HDFC bank has slashed the marginal cost of funds-based lending rate (MCLR) by upto 85 basis points for loans of short tenures. This indicates, that the interest rates may have peaked at the shorter end.
The MCLR cut is by 85 bps to 7.80% and the one-month tenure rate has been reduced by 70 bps to 7.95%. Meanwhile, 3-month loans was slashed by 40 bps to 8.30% and 6-month loans by 10 bps to 8.70%. However, rates of long-term loans were left unchanged. 1-year, 2-year, 3-year tenors will continue to be disbursed at 8.95%, 9.05% and 9.15%, respectively. The new rates will be effective from April 10, 2023.
MCLR is the minimum interest rate that can be charged for a loan.
As per Financial Express, HDFC Bank had last increased its MCLR in March by 5 bps across loan tenures to between 8.65%-9.15% per annum. This move, has come after RBI kept the repo rate unchanged. Some experts also believe that RBI will go for a rate cut later this year.
This MCLR reductio will not have any effect on the HDFC bank's home loan borrowers because most of the home loans are sourced through their parent concern HDFC Limited.
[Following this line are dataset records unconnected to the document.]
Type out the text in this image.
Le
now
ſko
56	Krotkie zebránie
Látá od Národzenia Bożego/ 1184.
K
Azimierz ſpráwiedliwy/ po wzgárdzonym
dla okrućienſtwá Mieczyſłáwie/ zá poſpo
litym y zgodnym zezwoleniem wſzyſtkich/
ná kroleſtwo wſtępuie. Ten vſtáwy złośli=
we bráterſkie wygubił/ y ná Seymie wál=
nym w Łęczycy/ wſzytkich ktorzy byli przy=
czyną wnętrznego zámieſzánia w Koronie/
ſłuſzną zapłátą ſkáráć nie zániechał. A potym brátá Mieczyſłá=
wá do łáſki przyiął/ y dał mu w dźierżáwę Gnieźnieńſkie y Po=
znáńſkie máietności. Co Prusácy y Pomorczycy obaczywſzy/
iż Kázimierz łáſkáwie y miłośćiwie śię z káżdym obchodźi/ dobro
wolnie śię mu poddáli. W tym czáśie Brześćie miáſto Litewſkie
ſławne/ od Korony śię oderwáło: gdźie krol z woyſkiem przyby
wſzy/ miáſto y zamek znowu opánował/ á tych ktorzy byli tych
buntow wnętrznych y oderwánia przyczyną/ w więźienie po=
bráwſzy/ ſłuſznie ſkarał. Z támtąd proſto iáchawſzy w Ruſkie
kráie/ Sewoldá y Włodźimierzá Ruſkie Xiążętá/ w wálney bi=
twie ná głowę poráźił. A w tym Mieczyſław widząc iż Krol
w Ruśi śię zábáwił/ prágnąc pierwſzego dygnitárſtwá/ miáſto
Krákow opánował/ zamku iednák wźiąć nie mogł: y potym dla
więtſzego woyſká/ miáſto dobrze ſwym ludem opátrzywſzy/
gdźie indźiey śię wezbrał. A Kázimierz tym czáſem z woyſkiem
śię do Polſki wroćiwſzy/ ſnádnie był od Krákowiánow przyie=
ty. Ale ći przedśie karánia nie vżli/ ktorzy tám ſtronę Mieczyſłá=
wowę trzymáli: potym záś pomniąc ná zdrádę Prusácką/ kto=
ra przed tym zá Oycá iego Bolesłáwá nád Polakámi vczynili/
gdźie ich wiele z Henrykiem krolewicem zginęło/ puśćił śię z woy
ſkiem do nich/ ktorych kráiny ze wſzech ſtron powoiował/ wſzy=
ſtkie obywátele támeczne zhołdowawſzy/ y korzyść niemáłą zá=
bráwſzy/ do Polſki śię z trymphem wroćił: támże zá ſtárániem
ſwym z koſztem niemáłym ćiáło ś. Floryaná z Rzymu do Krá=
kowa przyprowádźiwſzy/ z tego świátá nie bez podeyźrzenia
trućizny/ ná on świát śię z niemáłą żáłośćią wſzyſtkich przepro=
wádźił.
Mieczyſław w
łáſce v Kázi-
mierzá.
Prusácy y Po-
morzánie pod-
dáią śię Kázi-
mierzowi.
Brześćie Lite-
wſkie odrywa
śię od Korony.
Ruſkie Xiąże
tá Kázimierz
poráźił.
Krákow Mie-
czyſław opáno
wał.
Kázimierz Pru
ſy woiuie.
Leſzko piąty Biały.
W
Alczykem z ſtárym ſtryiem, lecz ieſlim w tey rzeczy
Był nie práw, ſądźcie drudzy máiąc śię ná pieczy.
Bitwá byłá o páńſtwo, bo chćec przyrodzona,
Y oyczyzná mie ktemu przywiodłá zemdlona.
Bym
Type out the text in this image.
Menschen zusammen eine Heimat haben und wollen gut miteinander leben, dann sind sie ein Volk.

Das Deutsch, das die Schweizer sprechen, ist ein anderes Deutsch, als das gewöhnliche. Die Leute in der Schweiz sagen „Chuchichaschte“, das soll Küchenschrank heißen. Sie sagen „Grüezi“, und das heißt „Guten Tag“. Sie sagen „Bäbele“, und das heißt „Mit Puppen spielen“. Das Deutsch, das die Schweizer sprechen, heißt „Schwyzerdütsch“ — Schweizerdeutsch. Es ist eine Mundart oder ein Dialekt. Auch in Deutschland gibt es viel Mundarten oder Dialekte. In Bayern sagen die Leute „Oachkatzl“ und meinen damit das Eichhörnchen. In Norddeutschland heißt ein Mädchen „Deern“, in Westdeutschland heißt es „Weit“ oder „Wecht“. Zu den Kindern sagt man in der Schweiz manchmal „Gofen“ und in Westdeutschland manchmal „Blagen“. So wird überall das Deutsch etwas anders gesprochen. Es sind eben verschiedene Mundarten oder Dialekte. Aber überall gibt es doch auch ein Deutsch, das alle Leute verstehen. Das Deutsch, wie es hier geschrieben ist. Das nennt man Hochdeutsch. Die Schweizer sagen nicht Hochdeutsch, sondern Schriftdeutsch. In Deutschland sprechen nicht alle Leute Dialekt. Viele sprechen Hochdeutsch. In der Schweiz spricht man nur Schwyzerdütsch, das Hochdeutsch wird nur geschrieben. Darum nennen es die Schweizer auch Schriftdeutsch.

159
Only old personal loans and auto loans that are linked to the MCLR rate will get the relief
Despite RBI's pause to raise interest rate, certain private lenders like the Bank of Baroda increased the MCLR for loans of a tenor of one year by 5 bps to 8.60%. Canara Bank has also hiked the rates on six-month and one-year tenors by 5 bps each to 8.45% and 8.65%, respectively.